Hi Richard,
There are two ways that I get info into a page in Dancer/2.
The first is to use an Ajax call, something like this:
$("#llinktoclick").click(function(event) {
var DoggyName = $('#DoggyName').val();
event.preventDefault(); // Important to ensure the link doesn't get submitted.
$.ajax({
method: "POST",
url: "/getDoggyDetails",
data: { Doggy: DoggyName } // Optional, will be sent through as POST data ( ie. params->{'Doggy'} ),
// you can also use the route, by doing url: "/getDoggyDetails" + '/' + DoggyName , instead
})
.done(function( msg ) {
// Do something here like clear and append a status box.
$('#ResponseText').empty(); // clear
$('#ResponseText').append(msg); // append the return value from your POST call
});
});
Then in your .pm file:
post '/getDoggyDetails' => sub {
my $params = request->params;
my $doggyName = $params->{'Doggy'} || "Not entered"; # the || stops uninitialised value warnings in perl.

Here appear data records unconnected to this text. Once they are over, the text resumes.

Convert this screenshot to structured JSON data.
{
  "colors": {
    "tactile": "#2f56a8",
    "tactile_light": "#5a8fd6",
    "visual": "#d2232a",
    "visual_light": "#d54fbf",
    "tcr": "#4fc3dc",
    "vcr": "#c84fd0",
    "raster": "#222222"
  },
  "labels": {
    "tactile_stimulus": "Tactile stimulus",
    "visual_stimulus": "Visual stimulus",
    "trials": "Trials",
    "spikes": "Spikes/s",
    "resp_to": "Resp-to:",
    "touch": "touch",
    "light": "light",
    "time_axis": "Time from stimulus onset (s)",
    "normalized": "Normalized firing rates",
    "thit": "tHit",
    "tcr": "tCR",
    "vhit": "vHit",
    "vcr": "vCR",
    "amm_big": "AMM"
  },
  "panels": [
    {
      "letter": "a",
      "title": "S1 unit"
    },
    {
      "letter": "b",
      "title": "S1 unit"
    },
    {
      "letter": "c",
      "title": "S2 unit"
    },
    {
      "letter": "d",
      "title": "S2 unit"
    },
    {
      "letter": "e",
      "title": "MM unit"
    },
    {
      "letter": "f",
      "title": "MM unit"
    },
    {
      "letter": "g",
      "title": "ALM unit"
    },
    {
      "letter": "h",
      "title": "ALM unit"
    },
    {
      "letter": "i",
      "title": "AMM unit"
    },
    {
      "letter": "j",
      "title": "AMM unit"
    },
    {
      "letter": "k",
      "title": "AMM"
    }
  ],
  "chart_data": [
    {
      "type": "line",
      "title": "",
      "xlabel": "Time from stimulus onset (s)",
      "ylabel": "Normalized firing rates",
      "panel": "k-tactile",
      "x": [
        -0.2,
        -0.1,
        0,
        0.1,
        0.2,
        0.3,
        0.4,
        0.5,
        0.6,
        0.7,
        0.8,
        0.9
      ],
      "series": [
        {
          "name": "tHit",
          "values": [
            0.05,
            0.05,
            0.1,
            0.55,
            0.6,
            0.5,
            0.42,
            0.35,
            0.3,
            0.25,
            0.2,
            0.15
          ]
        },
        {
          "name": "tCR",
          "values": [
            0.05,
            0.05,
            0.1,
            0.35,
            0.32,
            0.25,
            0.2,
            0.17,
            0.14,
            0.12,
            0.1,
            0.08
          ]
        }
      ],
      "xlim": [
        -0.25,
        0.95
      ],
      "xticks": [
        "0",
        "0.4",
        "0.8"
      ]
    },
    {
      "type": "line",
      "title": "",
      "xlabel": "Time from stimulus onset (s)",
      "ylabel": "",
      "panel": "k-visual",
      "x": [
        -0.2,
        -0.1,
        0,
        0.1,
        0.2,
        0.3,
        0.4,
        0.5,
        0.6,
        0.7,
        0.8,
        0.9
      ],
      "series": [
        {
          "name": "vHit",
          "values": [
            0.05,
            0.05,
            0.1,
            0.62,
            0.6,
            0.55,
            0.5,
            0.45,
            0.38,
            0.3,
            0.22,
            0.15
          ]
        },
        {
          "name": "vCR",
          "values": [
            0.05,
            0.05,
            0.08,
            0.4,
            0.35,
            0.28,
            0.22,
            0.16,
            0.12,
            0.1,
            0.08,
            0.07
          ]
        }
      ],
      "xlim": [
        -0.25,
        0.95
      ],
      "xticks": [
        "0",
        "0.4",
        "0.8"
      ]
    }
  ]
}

return "Please enter a doggy name" if $doggyName eq "Not entered";
# DO stuff here with $doggyName etc...
return "This is the completion message to tell you it is all done";
};
The second way, which is probably what you are more interested in, is to pass it directly from the route. With mysql you can probably do a straight fetchallhashref and then pass the response directly to the page, then iterate through the values with template toolkit.
With your route in the Dancer pm file:
any [ 'get', 'post' ] => '/pagetoLoad' => sub {
my $sql = "SELECT * FROM Doggies";
# mysql connection stuff etc...
# Put it into a hashref
# my $doggieRef = $sth->fetchall_hashref(['ID','DoggyTagID'])); # Double attribute version, not common
my $doggieRef = $sth->fetchall_hashref('ID'); # Normal, single attribute version
# The Ref should contain things like $doggieRef->{'1'}{'Name'} = "Rover"; because of the way we are iterating it through with Template Toolkit.
# I would also recommend Data::Dumper to see the contents of your query
my $dumperDoggieText = Dumper($doggieRef);
print "Doggy text from sql query is: $dumperDoggieText\n";
# And, the other important part, sending it to the page.
template 'templateName.tt', {
'Doggies' => $doggieRef, # Make sure 'Doggies' here is what you will iterate through on the page
'Testing' => "This is text to test to make sure this will come through", # to test, use this like <% Testing %> on your template page
}, {};
};
Then using Template Toolkit, in your template file, you can do something like:
<% FOREACH id IN Doggies.keys %>
<% Doggies.$id.Name %>
<% END %>
And also do our little test just to make sure values are coming through.
<% Testing %>
Which should print out: "This is text to test to make sure this will come through" (without the quotes)
In the end Template Toolkit can be a bit confusing with Hashes but it does support Perl hashes very well and also nested attributes, (hashes of hashes etc...).
I don't have a complete '"working example" on hand but if there is anything confusing just let me know and if anyone else sees anything blatantly wrong, please shout out.